Expression of the cereblon binding protein argonaute 2 plays an important role for multiple myeloma cell growth and survival

  • Qinqin Xu (Contributor)
  • Chang Xin Shi (Contributor)
  • James Zhu (Contributor)
  • Ye Xu (Contributor)
  • Yuanxiao Zhu (Contributor)
  • A. Keith Stewart (Contributor)
  • Xiu-bao Chang (Contributor)
  • Moulun Luo (Contributor)
  • Patrick Erickson (Contributor)
  • Yue-xian Hou (Contributor)
  • Paul Langlais (Contributor)
  • Lawrence J. Mandarino (Arizona State University, Mayo Clinic Scottsdale AZ) (Contributor)

Dataset

Description

Abstract Background Immunomodulatory drugs (IMiDs), such as lenalidomide, are therapeutically active compounds that bind and modulate the E3 ubiquitin ligase substrate recruiter cereblon, thereby affect steady-state levels of cereblon and cereblon binding partners, such as ikaros and aiolos, and induce many cellular responses, including cytotoxicity to multiple myeloma (MM) cells.
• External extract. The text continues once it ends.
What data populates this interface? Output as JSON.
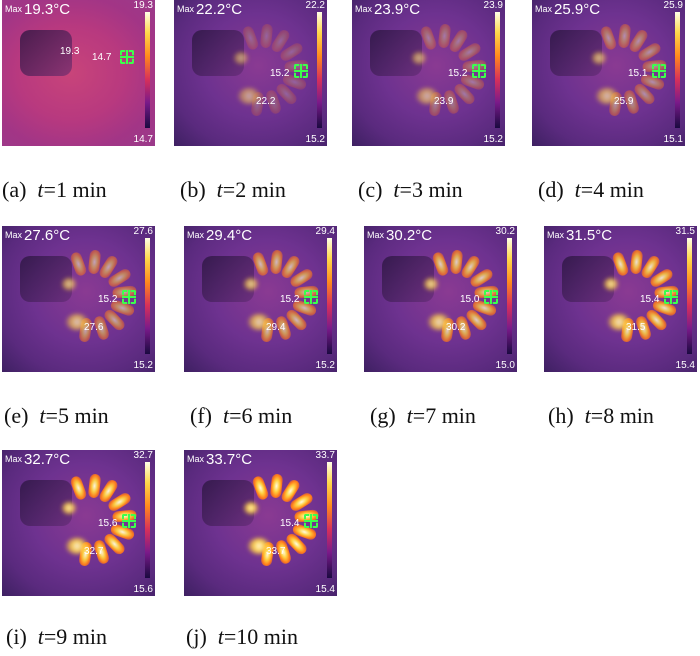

Nevertheless, it takes many days for MM cells to die after IMiD induced depletion of ikaros and aiolos and thus we searched for other cereblon binding partners that participate in IMiD cytotoxicity. Methods Cereblon binding partners were identified from a MM cell line expressing histidine-tagged cereblon by pulling down cereblon and its binding partners and verified by co-immunoprecipitation. IMiD effects were determined by western blot analysis, cell viability assay, microRNA array and apoptosis analysis. Results We identified argonaute 2 (AGO2) as a cereblon binding partner and found that the steady-state levels of AGO2 were regulated by cereblon. Upon treatment of IMiD-sensitive MM cells with lenalidomide, the steady-state levels of cereblon were significantly increased, whereas levels of AGO2 were significantly decreased. It has been reported that AGO2 plays a pivotal role in microRNA maturation and function. Interestingly, upon treatment of MM cells with lenalidomide, the steady-state levels of microRNAs were significantly altered. In addition, silencing of AGO2 in MM cells, regardless of sensitivity to IMiDs, significantly decreased the levels of AGO2 and microRNAs and massively induced cell death. Conclusion These results support the notion that the cereblon binding partner AGO2 plays an important role in regulating MM cell growth and survival and AGO2 could be considered as a novel drug target for overcoming IMiD resistance in MM cells.